Dime Web

L’instrument Dime Web est une équipe de un à trois ingénieurs accompagnant des projets de recherche en Sciences Humaines et Sociales dans le développement et l’emploi de méthodes numériques afin d’exploiter le web comme terrain d’enquêtes. Cela permet notamment de collecter, d’enrichir, de nettoyer, de visualiser et d’analyser des données à partir des traces numériques accessibles sur Internet.

Objectifs

Dime Web vise à équiper le monde des Sciences Humaines et Sociales pour exploiter les traces numériques laissées sur le web. L’instrument s’adresse à différents publics et avec différents types d’approches et différentes temporalités : conseil dans le choix et l’usage de méthodes numériques, identification de sources disponibles sur la toile, développement intégral d’outils génériques libres et open source largement réutilisables, formations pédagogiques ou académiques, appui méthodologique, soutien ponctuel l’espace d’un atelier d’une après-midi, accompagnement tout au long d’un projet de recherche sur plusieurs années.

À ces fins, l’instrument développe et met à disposition de tous une palette d’outils sous la forme de logiciels libres open source, permettant de collecter des données, sur l’ensemble du web avec des crawlers comme Hyphe, ou sur des plateformes cibles comme par exemple Twitter avec le logiciel Gazouilloire, de les nettoyer, les enrichir et les catégoriser, ou encore de les visualiser, les explorer et les étudier, notamment sous l’angle de l’analyse de réseaux. Libres et open source, ces outils sont non seulement librement téléchargeables, installables et retouchables par des tiers, mais également pour une grande partie d’entre eux directement fonctionnels en ligne, à l’instar par exemple des utilitaires Table2Net, ScienceScape, CatWalk, ou encore SeeAlsology.

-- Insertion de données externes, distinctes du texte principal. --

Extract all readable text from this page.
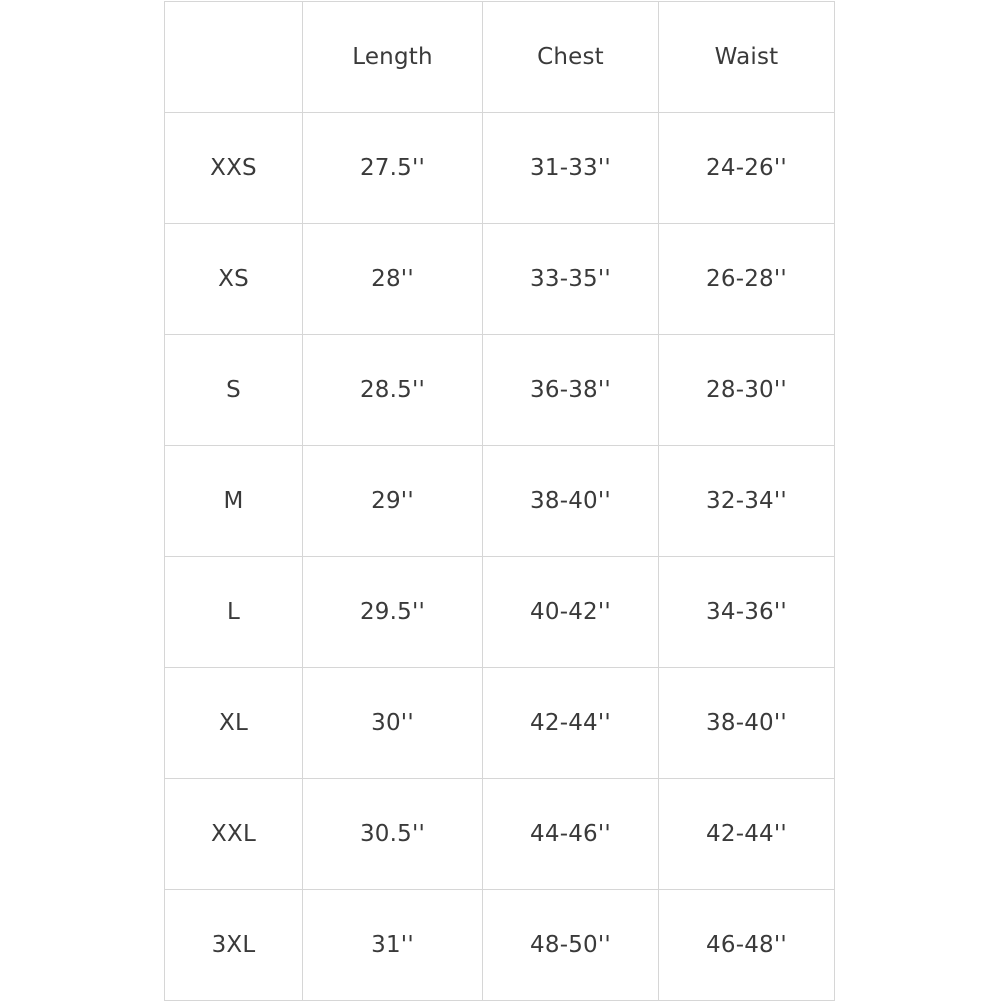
	Length	Chest	Waist
XXS	27.5''	31-33''	24-26''
XS	28''	33-35''	26-28''
S	28.5''	36-38''	28-30''
M	29''	38-40''	32-34''
L	29.5''	40-42''	34-36''
XL	30''	42-44''	38-40''
XXL	30.5''	44-46''	42-44''
3XL	31''	48-50''	46-48''
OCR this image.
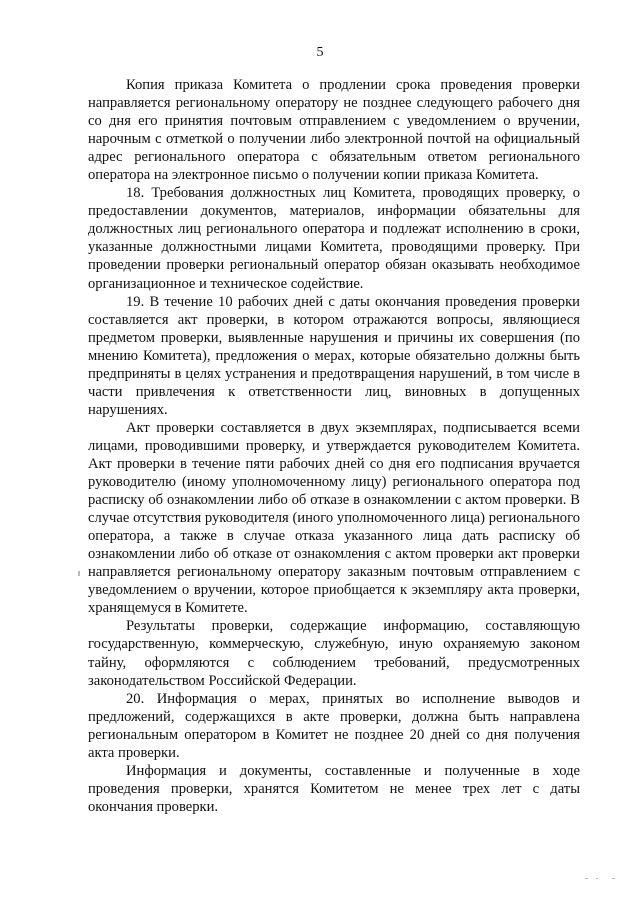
5

Копия приказа Комитета о продлении срока проведения проверки направляется региональному оператору не позднее следующего рабочего дня со дня его принятия почтовым отправлением с уведомлением о вручении, нарочным с отметкой о получении либо электронной почтой на официальный адрес регионального оператора с обязательным ответом регионального оператора на электронное письмо о получении копии приказа Комитета.

18. Требования должностных лиц Комитета, проводящих проверку, о предоставлении документов, материалов, информации обязательны для должностных лиц регионального оператора и подлежат исполнению в сроки, указанные должностными лицами Комитета, проводящими проверку. При проведении проверки региональный оператор обязан оказывать необходимое организационное и техническое содействие.

19. В течение 10 рабочих дней с даты окончания проведения проверки составляется акт проверки, в котором отражаются вопросы, являющиеся предметом проверки, выявленные нарушения и причины их совершения (по мнению Комитета), предложения о мерах, которые обязательно должны быть предприняты в целях устранения и предотвращения нарушений, в том числе в части привлечения к ответственности лиц, виновных в допущенных нарушениях.

Акт проверки составляется в двух экземплярах, подписывается всеми лицами, проводившими проверку, и утверждается руководителем Комитета. Акт проверки в течение пяти рабочих дней со дня его подписания вручается руководителю (иному уполномоченному лицу) регионального оператора под расписку об ознакомлении либо об отказе в ознакомлении с актом проверки. В случае отсутствия руководителя (иного уполномоченного лица) регионального оператора, а также в случае отказа указанного лица дать расписку об ознакомлении либо об отказе от ознакомления с актом проверки акт проверки направляется региональному оператору заказным почтовым отправлением с уведомлением о вручении, которое приобщается к экземпляру акта проверки, хранящемуся в Комитете.

Результаты проверки, содержащие информацию, составляющую государственную, коммерческую, служебную, иную охраняемую законом тайну, оформляются с соблюдением требований, предусмотренных законодательством Российской Федерации.

20. Информация о мерах, принятых во исполнение выводов и предложений, содержащихся в акте проверки, должна быть направлена региональным оператором в Комитет не позднее 20 дней со дня получения акта проверки.

Информация и документы, составленные и полученные в ходе проведения проверки, хранятся Комитетом не менее трех лет с даты окончания проверки.
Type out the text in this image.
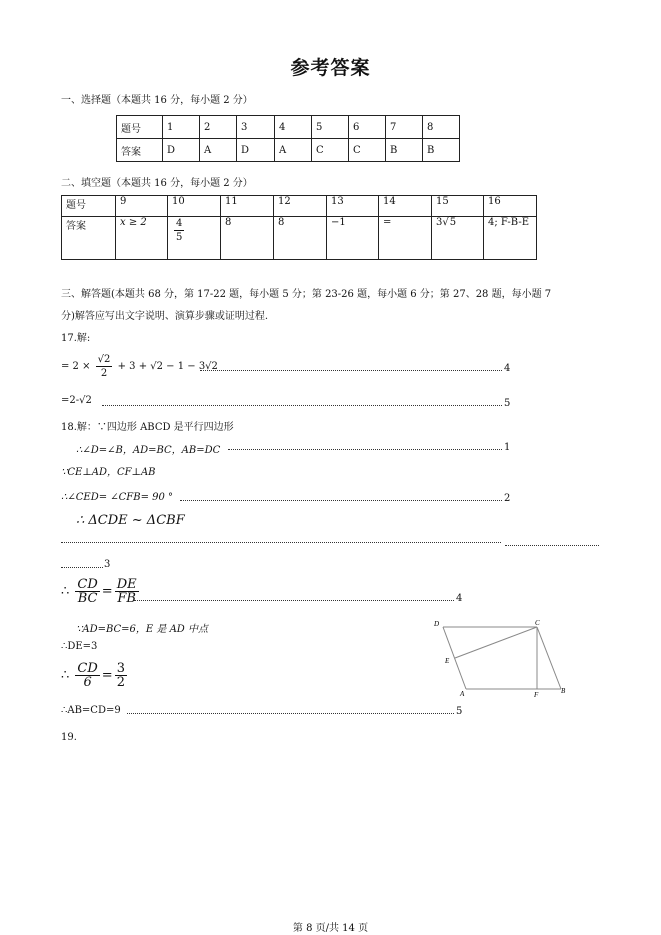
参考答案
一、选择题（本题共 16 分，每小题 2 分）
题号	1	2	3	4	5	6	7	8
答案	D	A	D	A	C	C	B	B
二、填空题（本题共 16 分，每小题 2 分）
题号	9	10	11	12	13	14	15	16
答案	x ≥ 2	$\frac{4}{5}$	8	8	−1	=	3√5	4; F-B-E
三、解答题(本题共 68 分，第 17-22 题，每小题 5 分；第 23-26 题，每小题 6 分；第 27、28 题，每小题 7
分)解答应写出文字说明、演算步骤或证明过程.
17.解:
= $2 \times \frac{√2}{2} + 3 + √2 - 1 - 3√2$	4
=2-√2	5
18.解：∵四边形 ABCD 是平行四边形
∴∠D=∠B，AD=BC，AB=DC	1
∵CE⊥AD，CF⊥AB
∴∠CED= ∠CFB= 90 °	2
∴ ΔCDE ~ ΔCBF
3
∴ $\frac{CD}{BC} = \frac{DE}{FB}$	4
∵AD=BC=6，E 是 AD 中点
∴DE=3
∴ $\frac{CD}{6} = \frac{3}{2}$
∴AB=CD=9	5
D	C
E
A	F	B
19.
第 8 页/共 14 页
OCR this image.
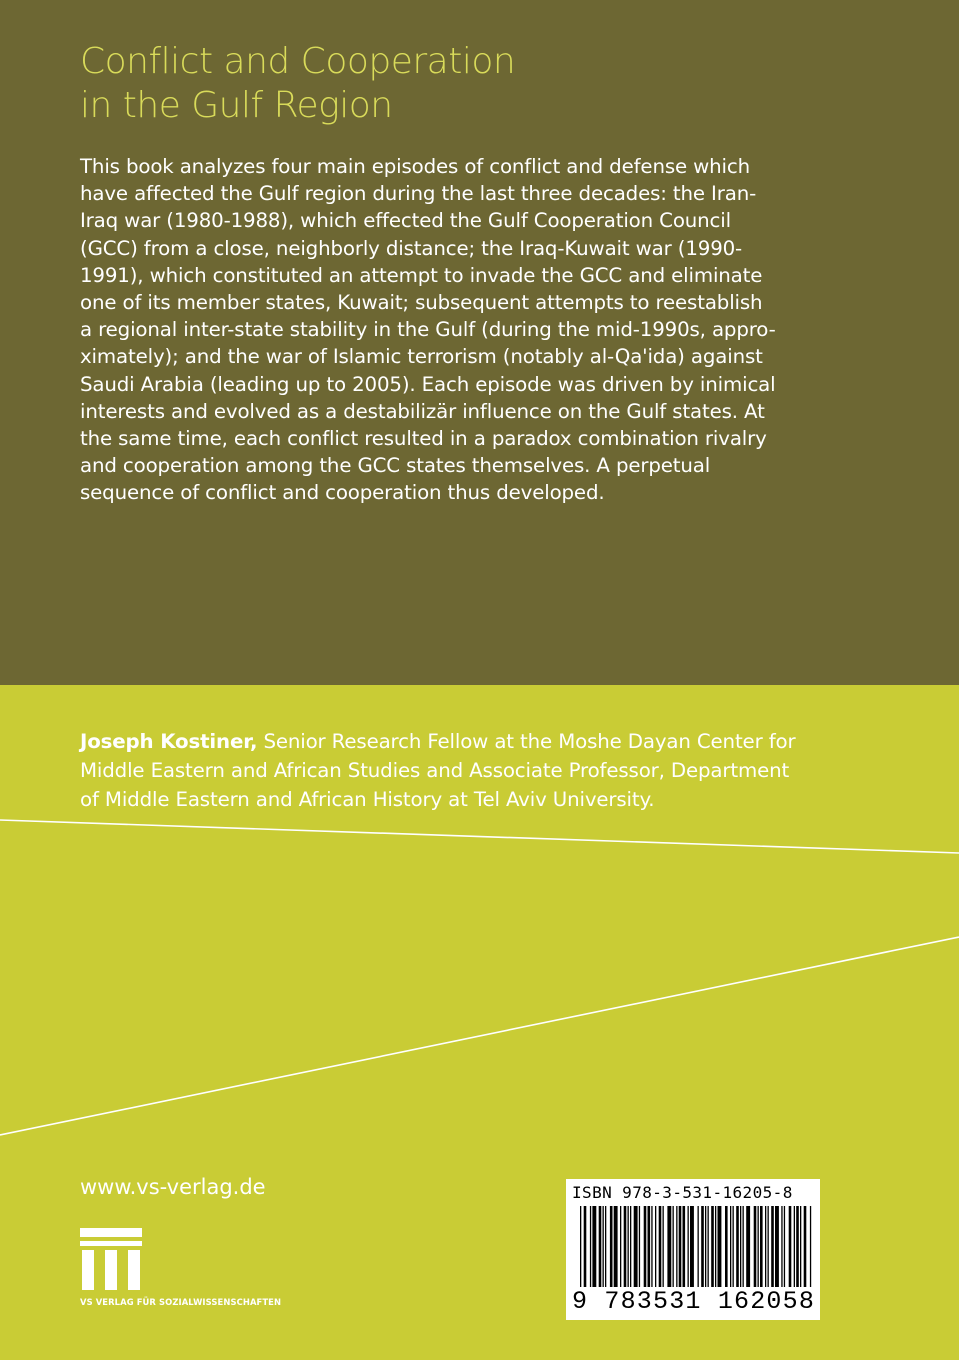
Conflict and Cooperation
in the Gulf Region
This book analyzes four main episodes of conflict and defense which
have affected the Gulf region during the last three decades: the Iran-
Iraq war (1980-1988), which effected the Gulf Cooperation Council
(GCC) from a close, neighborly distance; the Iraq-Kuwait war (1990-
1991), which constituted an attempt to invade the GCC and eliminate
one of its member states, Kuwait; subsequent attempts to reestablish
a regional inter-state stability in the Gulf (during the mid-1990s, appro-
ximately); and the war of Islamic terrorism (notably al-Qa'ida) against
Saudi Arabia (leading up to 2005). Each episode was driven by inimical
interests and evolved as a destabilizär influence on the Gulf states. At
the same time, each conflict resulted in a paradox combination rivalry
and cooperation among the GCC states themselves. A perpetual
sequence of conflict and cooperation thus developed.
Joseph Kostiner, Senior Research Fellow at the Moshe Dayan Center for
Middle Eastern and African Studies and Associate Professor, Department
of Middle Eastern and African History at Tel Aviv University.
www.vs-verlag.de
VS VERLAG FÜR SOZIALWISSENSCHAFTEN
ISBN 978-3-531-16205-8
9 783531 162058
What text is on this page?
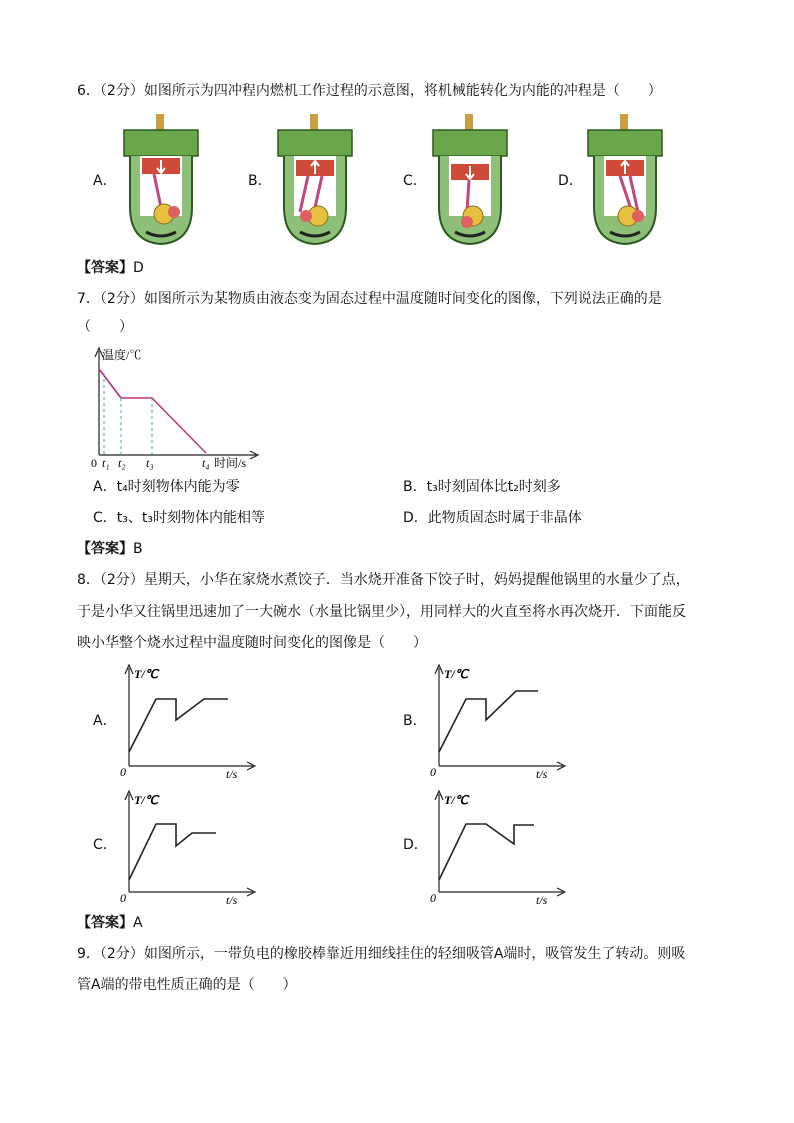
6．（2分）如图所示为四冲程内燃机工作过程的示意图，将机械能转化为内能的冲程是（　　）
A．	B．	C．	D．
【答案】D
7．（2分）如图所示为某物质由液态变为固态过程中温度随时间变化的图像，下列说法正确的是
（　　）
温度/℃
0 t₁ t₂ t₃	t₄ 时间/s
A．t₄时刻物体内能为零	B．t₃时刻固体比t₂时刻多
C．t₃、t₃时刻物体内能相等	D．此物质固态时属于非晶体
【答案】B
8．（2分）星期天，小华在家烧水煮饺子．当水烧开准备下饺子时，妈妈提醒他锅里的水量少了点，
于是小华又往锅里迅速加了一大碗水（水量比锅里少），用同样大的火直至将水再次烧开．下面能反
映小华整个烧水过程中温度随时间变化的图像是（　　）
A．	B．
C．	D．
T/℃
0	t/s
T/℃
0	t/s
T/℃
0	t/s
T/℃
0	t/s
【答案】A
9．（2分）如图所示，一带负电的橡胶棒靠近用细线挂住的轻细吸管A端时，吸管发生了转动。则吸
管A端的带电性质正确的是（　　）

Le plus ambitieux de ces outils est le crawler Hyphe, qui permet de constituer simplement et qualitativement des corpus web de liens hypertextes entre acteurs agrégés quantitativement sur la toile. En combinant à la fois une haute technicité et une large utilisabilité, Hyphe offre aux étudiants et chercheurs en SHS une méthode exploratoire et quali-quantitative pour étudier les communautés d’intérêts autour de leurs sujets de recherche. Il est employé aujourd’hui par des chercheurs de plusieurs pays en Europe et outre Atlantique.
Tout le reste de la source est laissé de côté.